Vast wealth lies just below the surface of the ground in a desolate region a hundred miles from the bay. A survey revealed a thousand tons of gold and 9.4 million tons of copper, along with other valuable metals, waiting to be extracted and refined into useful products, even jewelry. It’s a find that would boost U.S. copper production by 20 percent and reduce the need to import the metal from overseas.
The burst of activity would create 15,000 jobs in Alaska and the lower 48 states, and pour billions of dollars into the U.S. economy. Under federal law, the EPA must make a balanced assessment to weigh these substantial economic benefits against a scientific analysis of potential harm to rocks, shrubbery and insects.

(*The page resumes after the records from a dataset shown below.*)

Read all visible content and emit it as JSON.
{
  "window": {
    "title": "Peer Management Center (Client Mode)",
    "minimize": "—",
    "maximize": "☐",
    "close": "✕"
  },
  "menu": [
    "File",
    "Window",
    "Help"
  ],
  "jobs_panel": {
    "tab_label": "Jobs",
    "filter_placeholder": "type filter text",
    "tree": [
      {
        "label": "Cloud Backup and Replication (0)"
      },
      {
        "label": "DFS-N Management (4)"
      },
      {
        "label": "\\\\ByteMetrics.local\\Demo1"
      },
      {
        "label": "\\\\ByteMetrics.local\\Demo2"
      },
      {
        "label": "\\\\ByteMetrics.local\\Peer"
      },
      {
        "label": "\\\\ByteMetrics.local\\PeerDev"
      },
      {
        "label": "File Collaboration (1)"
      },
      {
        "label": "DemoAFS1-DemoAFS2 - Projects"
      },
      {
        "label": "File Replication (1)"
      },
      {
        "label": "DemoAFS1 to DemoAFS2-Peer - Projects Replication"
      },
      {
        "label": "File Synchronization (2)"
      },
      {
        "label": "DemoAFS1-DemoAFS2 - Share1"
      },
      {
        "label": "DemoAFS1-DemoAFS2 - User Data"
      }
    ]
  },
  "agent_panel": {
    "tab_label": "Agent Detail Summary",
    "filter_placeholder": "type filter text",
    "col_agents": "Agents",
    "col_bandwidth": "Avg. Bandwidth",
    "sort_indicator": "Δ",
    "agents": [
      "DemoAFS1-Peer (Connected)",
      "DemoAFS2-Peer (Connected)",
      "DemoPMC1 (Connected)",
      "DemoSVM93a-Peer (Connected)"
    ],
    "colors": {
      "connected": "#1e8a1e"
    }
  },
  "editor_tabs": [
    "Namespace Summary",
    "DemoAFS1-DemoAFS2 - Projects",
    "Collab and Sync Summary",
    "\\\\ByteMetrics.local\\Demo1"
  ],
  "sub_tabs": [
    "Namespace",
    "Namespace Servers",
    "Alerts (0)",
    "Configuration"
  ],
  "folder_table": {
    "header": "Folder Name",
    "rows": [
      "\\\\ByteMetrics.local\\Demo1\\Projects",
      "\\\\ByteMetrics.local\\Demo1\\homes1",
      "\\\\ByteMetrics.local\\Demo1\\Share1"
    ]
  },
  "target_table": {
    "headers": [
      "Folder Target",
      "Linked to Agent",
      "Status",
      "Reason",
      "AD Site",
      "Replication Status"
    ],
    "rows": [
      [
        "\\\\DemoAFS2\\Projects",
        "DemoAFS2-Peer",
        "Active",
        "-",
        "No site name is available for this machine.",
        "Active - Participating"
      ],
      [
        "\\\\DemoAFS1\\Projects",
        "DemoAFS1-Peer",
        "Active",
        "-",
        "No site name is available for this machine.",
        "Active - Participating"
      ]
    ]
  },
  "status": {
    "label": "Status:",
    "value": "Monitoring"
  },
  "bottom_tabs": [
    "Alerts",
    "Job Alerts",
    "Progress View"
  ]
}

The crucial Keystone XL pipeline delay shows that this White House has no interest in balance. A loyal acolyte of the left, Mr. North schemed with Indian and environmental groups to lay plans for spiking Pebble Mine long before scientific feasibility studies were conducted.
The agency invoked a special provision in the federal Clean Water Act to limit mining in the area before a specific proposal was submitted to the government. “It really takes an exceptional situation for [the provision] to be used,” Mr. North told an Alaskan community weekly, the Redoubt Reporter. “But when I started talking about it with people, almost everybody said, ’If there’s anyplace this should be done, it’s Bristol Bay,’ because there’s no place on Earth like Bristol Bay.” Who needs hard science when you’ve got easy emotion?
The EPA shut down the project before a single hearing was held. When Congress heard what was happening and wanted to know the details of Mr. North’s behind-the-scenes maneuvering, he vanished, making sure he wouldn’t be around to answer tough questions about his tenure as a public official.
When President Obama promised the “most transparent administration in history,” trusting voters thought he meant he would make sure the public could see what was going on in Washington. What he delivered was an administration capable of making itself incorrigible and invisible.
“The greatest escape I ever made,” Houdini once said, “was when I left Appleton, Wisconsin.” Mr. North pulled his Houdini act in Alaska, fleeing the subpoena of the House Oversight and Government Reform Committee. Houdini would salute such magic.